No country is FOB (Free of Beggars) and one of the countries teeming with beggars, India, is trying to use repressive measures to clean Delhi from its thousands of beggars before the October 2010 Commonwealth games. This country touted as a democracy and still practicing the caste system that has rendered millions untouchable and without rights is using courts in vans and trucks to send beggars to detention centers and prisons. Such a round up was also tried by Meles Zenawi in Ethiopia, Arap Moi in Kenya and their attempt to monopolize begging by eliminating the street beggars has failed miserably. If the top man begs the white man the ordinary folk can beg from the black man or woman. It is a desperate situation and in downtown Nairobi enterprising street kids cover themselves with human excrement and threaten office going women to throw some at them unless they give them a few shillings. This aggressive begging has proved effective. Meles Zenawi at the G20 meetings tried to look as one of the donors or the big countries giving us a good example of the professional beggar without any notion of humility. Profitable as it is, begging has branched out and become a nation wide profession. Some expose their wounds and deformities as in the past while others perform, sing or stand as stone statues to beg. The latter do get more money but begging 101 also comes along with teaching stealing expertise as our tyrants have taught us over the years. Beg and steal go together–show me an African tyrant who begs for help from the West but does not steal from it or the people. The tyrants are so in it that they steal elections and innocent lives too.

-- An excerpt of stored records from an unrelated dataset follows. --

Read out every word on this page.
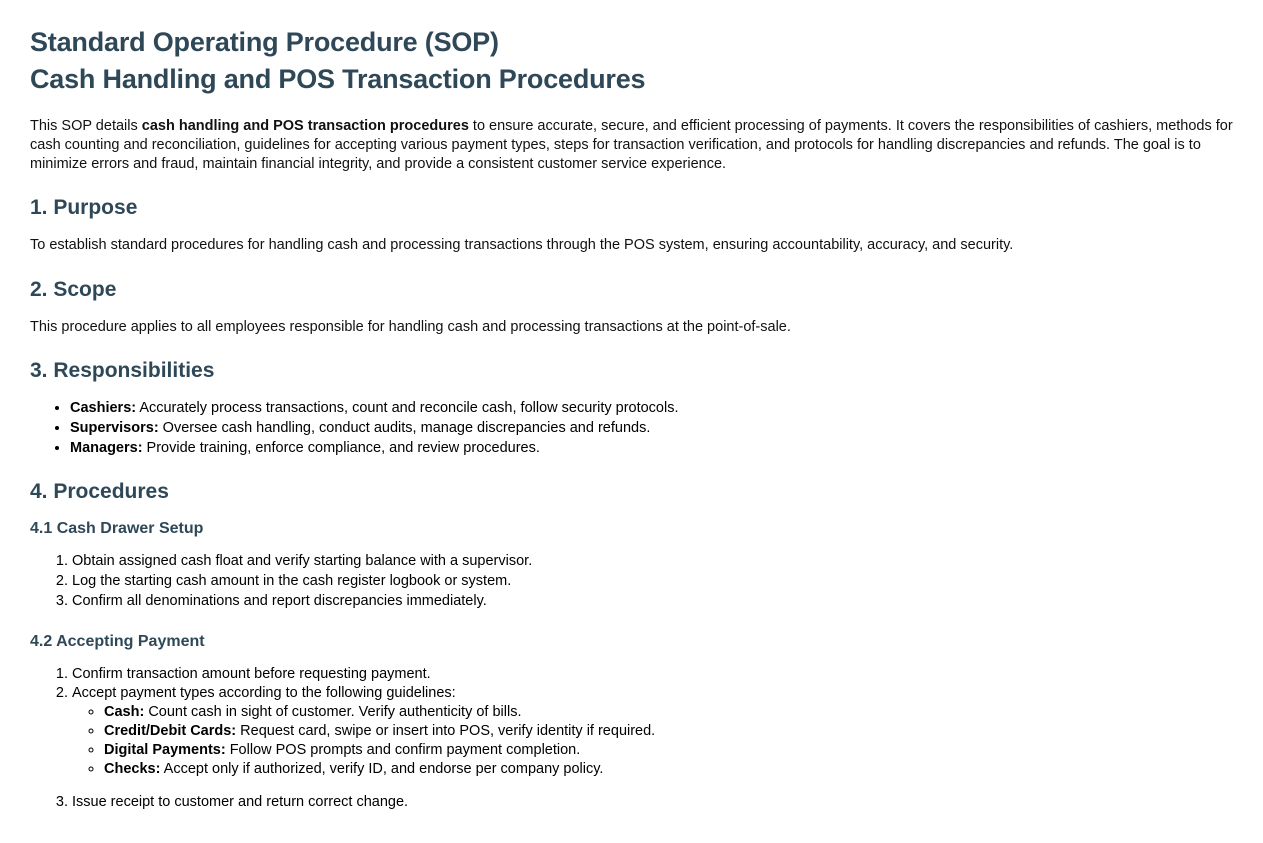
Standard Operating Procedure (SOP)
Cash Handling and POS Transaction Procedures

This SOP details cash handling and POS transaction procedures to ensure accurate, secure, and efficient processing of payments. It covers the responsibilities of cashiers, methods for cash counting and reconciliation, guidelines for accepting various payment types, steps for transaction verification, and protocols for handling discrepancies and refunds. The goal is to minimize errors and fraud, maintain financial integrity, and provide a consistent customer service experience.

1. Purpose

To establish standard procedures for handling cash and processing transactions through the POS system, ensuring accountability, accuracy, and security.

2. Scope

This procedure applies to all employees responsible for handling cash and processing transactions at the point-of-sale.

3. Responsibilities
• Cashiers: Accurately process transactions, count and reconcile cash, follow security protocols.
• Supervisors: Oversee cash handling, conduct audits, manage discrepancies and refunds.
• Managers: Provide training, enforce compliance, and review procedures.
4. Procedures
4.1 Cash Drawer Setup
1. Obtain assigned cash float and verify starting balance with a supervisor.
2. Log the starting cash amount in the cash register logbook or system.
3. Confirm all denominations and report discrepancies immediately.
4.2 Accepting Payment
1. Confirm transaction amount before requesting payment.
2. Accept payment types according to the following guidelines:
◦ Cash: Count cash in sight of customer. Verify authenticity of bills.
◦ Credit/Debit Cards: Request card, swipe or insert into POS, verify identity if required.
◦ Digital Payments: Follow POS prompts and confirm payment completion.
◦ Checks: Accept only if authorized, verify ID, and endorse per company policy.
3. Issue receipt to customer and return correct change.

The beggar is a pauper who has no money and begs for it. And the beggar is also the one who takes the money that is not his and in this definition we can bring in the tyrants and the corrupt ministers like the British MPs who were actors of the recent scandal of appropriating public money fraudulently and illegally. They really do not need money but they cannot kick the begging monkey off their back. Mobutu, Bongo, Meles, Moi, the list is long of those who have become rich by begging and stealing but still continue to beg. They have so crowded the field that the paupers and poor people in need of help are edged out, rounded up, harassed and jailed. It is a tough world out there. The beggar’s school in India teaches how to overcome this and survive in the face of big and voracious beggars called ministers and leaders. The millions of beggars in Africa do need such a school. Can India help instead of taking over our lands and riches just like China and the West?